Pre-eclampsia, affecting two to three per cent of all pregnancies, occurs when a mother's blood pressure rises to the hypertensive range, and excretion of protein in the urine becomes too high. It is estimated to be responsible for about 60000 deaths worldwide.
It is not known why some expectant mothers develop pre-eclampsia, although oxidative stress has been proposed to play a part. The role of antioxidants to reduce oxidative stress had been supported by a small clinical trial that linked vitamin C and E intake to fewer biomarkers for pre-eclampsia for predominantly low-risk participants.
The new placebo-controlled, randomized clinical trial, published in on-line in The Lancet (DOI:10.1016/S0140-6736(06)68434-1), reports the effect of vitamin C (1000 mg) and vitamin E (RRR alpha-tocopherol, 400 IU), or placebo, for 2410 pregnant women at high-risk of pre-eclampsia at from 14 to 22 weeks of gestation.
The Vitamins in Pre-eclampsia (VIP) trial found that, although oxidative stress does seem to associated with pre-eclampsia, the use of supplements did not affect the incidence, which affect 15 per cent of the supplemented group and 16 per cent of the placebo group.
The VIP trial, led by Professor Lucilla Poston from King's College London, reported that the antioxidant group gave birth to lower birthweight babies (28 per cent versus 24 per cent for the supplement and placebo groups, respectively).
"We do not know why supplementation with vitamin C and vitamin E to above physiological doses does not reduce the risk of pre-eclampsia, but increases the rate of low birthweight babies," wrote Poston.
"A detrimental effect on placental function is possible, given the lower birthweight.

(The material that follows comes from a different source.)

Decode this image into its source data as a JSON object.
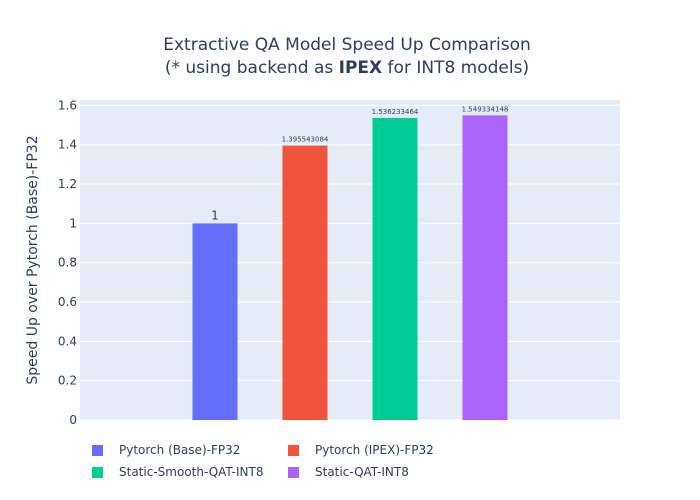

Direct effects on fetal growth also cannot be excluded."
On the other hand, Poston and her colleagues noted that higher plasma levels of vitamin C at the start of the study was related to heavier babies, which agreed with observations from a Korean study.
"There was however no evidence that taking the small doses of vitamins in pregnancy specific multivitamin preparations gave any cause for concern," stressed Poston.
It should also be stressed that expectant mothers, as well as all women of child-bearing age, should continue to eat folic acid-rich or fortified foods and/or take folic acid supplements to reduce the risk of neural tube defects.
In an accompanying editorial, Marshall Lindheimer from the University of Chicago and Baha Sibai from the University of Cincinnati, added some perspective to the data, saying: "VIP focused on high-risk patients, a popular approach because these populations manifest a high incidence of pre-eclampsia, with, more often, sever diseases.
However, such study populations are also heterogeneous (here they included women with diabetes, chronic hypertension, renal disease, obesity, and multiple births). The preventive intervention might affect the disease subgroups differently.
Thus, in pre-eclampsia, studies of nulliparous women remain the gold standard even if the trials are larger and more costly."
Lindheimer and Sibai also pointed out that antioxidant supplements in areas of developing nations where nutrient deficiencies are rife, may produce different results.
Mike Rich, chief executive of UK maternity charity, Action on Pre-eclampsia, which has been championing the research, said he was disappointed with the results.
"There are no really effective drugs or treatments and we had held out a great deal of hope for the use of vitamins. Unfortunately they have not been shown to be effective.
The impact of pre-eclampsia around the world is massice, with one woman estimated to die from it every six minutes. We need more research into the disorder and we would call on government to make sure that trials such as the VIP Trial are funded in the future so that we can make sure that interventions become available," said Rich.